Looking more like something that might emerge from a brick factory than a design table, the Press is oddly named given that it appeared at a time when press photographers were moving away from old cameras like the Graflex and MPP towards TLRs and 35mm rangefinders. You would have looked very odd indeed if you'd turned up at a press event wielding the Mamiya whilst your peers were carrying Rolleis and Leicas.
So what is the role of the Mamiya Press? That's a good question, if only because I don't have an answer. I really can't think of any one thing it does better than any other camera but it tends to do a lot of things rather well. Maybe it's just a Jack of all Trades.
I used the one featured in this post for many years as a landscape camera. It was almost always tripod mounted and I quite often focused using the ground glass in the focusing back I once had for it. At one time I had the Press Standard shown here, a later Press Super 23 (there was also a third model, the Universal), a 65mm wide angle (about 28mm in the 35mm format), 90mm and 100 mm standards and a 150mm tele (about 75mm) but now there's just the camera, a couple of backs and the 90mm with its dodgy 1/8th speed. Of course, it's difficult to apply hard and fast 35mm equivalents to the leaf-shuter Press lenses because it depends on the back in use and they came in 6x4.5, 6x6, 6x7 and 6x9 formats.
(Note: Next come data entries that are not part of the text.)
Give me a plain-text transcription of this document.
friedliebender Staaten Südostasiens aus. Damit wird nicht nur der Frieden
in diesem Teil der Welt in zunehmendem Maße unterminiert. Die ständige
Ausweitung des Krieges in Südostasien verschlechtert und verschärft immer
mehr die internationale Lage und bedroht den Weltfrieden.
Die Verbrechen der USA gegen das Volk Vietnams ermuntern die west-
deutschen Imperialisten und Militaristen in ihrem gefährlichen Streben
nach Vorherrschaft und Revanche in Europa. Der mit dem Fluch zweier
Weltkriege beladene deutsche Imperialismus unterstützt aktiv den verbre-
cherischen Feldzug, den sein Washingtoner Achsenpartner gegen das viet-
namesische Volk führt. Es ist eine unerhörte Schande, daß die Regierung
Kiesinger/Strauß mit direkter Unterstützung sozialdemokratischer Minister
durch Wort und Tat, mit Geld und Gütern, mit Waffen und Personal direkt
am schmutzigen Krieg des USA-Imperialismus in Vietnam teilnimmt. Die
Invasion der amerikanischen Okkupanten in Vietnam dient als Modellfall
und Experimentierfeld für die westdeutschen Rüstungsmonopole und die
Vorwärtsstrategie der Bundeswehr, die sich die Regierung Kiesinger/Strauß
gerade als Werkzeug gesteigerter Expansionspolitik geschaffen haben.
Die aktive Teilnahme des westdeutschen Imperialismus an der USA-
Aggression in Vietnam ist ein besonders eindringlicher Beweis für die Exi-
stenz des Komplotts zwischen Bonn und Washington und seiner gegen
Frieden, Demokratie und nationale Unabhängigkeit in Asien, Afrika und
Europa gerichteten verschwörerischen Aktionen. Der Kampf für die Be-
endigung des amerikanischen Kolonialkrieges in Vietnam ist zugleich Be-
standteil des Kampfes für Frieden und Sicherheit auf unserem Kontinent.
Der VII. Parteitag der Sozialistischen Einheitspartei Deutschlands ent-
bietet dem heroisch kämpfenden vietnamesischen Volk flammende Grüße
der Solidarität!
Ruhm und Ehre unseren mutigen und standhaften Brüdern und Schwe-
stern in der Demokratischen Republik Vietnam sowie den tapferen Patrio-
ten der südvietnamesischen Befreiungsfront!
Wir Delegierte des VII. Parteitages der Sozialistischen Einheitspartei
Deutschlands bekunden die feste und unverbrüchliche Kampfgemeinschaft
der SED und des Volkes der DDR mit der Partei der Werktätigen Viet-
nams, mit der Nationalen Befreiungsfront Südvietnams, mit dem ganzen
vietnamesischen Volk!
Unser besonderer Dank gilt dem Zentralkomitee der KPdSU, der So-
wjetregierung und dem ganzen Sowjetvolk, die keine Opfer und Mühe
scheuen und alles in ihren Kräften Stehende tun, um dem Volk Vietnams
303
Don't forget the dark slide!
In use, the Press wasn't particularly intuitive. Between setting it up on the tripod, taking a meter reading, adjusting the f-stop and shutter speed, focusing using the rangefinder, cocking the shutter, attaching the back and remembering to withdraw the dark slide, there was quite a lot going on. Until you get into a particular way of working - or workflow as it's now called - it's easy to get something wrong. In my case, that ocassionally meant leaving the dark slide in place. This wasn't a huge problem provided I spotted the error before I moved onto another subject! The orange tab hanging from the slide in the front view of the Press above was a gentle reminder.
An uncommon feature is an extending and tilting back - not as useful as a tilting front but very handy for getting in really close. It wasn't something I used terribly much, not really being a close-up kind of guy. The Mamiya's other claim to fame was its extensive list of accessories. On top of the 12 lenses ranging from 50mm to 250mm, there was a cut film back, several different grips and external viewfinders. As I said at the start, there isn't much you can't do with a Mamiya Press.
Where digital beats medium format
In the end, however, I got fed up lugging it around. Unlike 35mm or digital, I had to be pretty sure there was a good shot for the taking before I'd go to the bother of setting it all up. The pic of the waterfall at the top of this post, for instance, saw me wading into the stream to set up the tripod. It was worth it on that occasion but there were plenty others where a similar effort didn't get much of a reward. That's OK when you have lots of time for photography but hopeless if you're trying to grab the odd pic here and there on the way to work or while out on family trips.
I really can't see me using it again in furture as the results from my Nikon D700, whilst not as highly detailed as 6x9 negs from the Press, are actually smoother. In other words, there is less noise from the D700 files than there is grain from scanned 6x9 negs.
By now you must be asking yourself, "why does Bruce Robbins rate this as one of his favourite cameras?" It's big, cumbersome, heavy, not as noise free as the D700, a bit of a palaver to shoot with and does not excel in any one department. There are two reasons: that big 54 sq. cm. negative and excellent value. When I was using the Press, I couldn't really afford other medium format outfits with the possible exception of the Mamiya TLR range which I tried but didn't really like very much. There was nothing else as versatile at the Press's price range - and it's even cheaper now.
But good value wouldn't be worth much without good results. Seeing eight perfectly-exposed negatives appearing off a roll of 120 and then loading them up into the enlarger knowing that you don't have to worry about grain or sharpness and can blow them up to whatever size (within reason!) you fancy is, in the end, the gift of the Mamiya Press.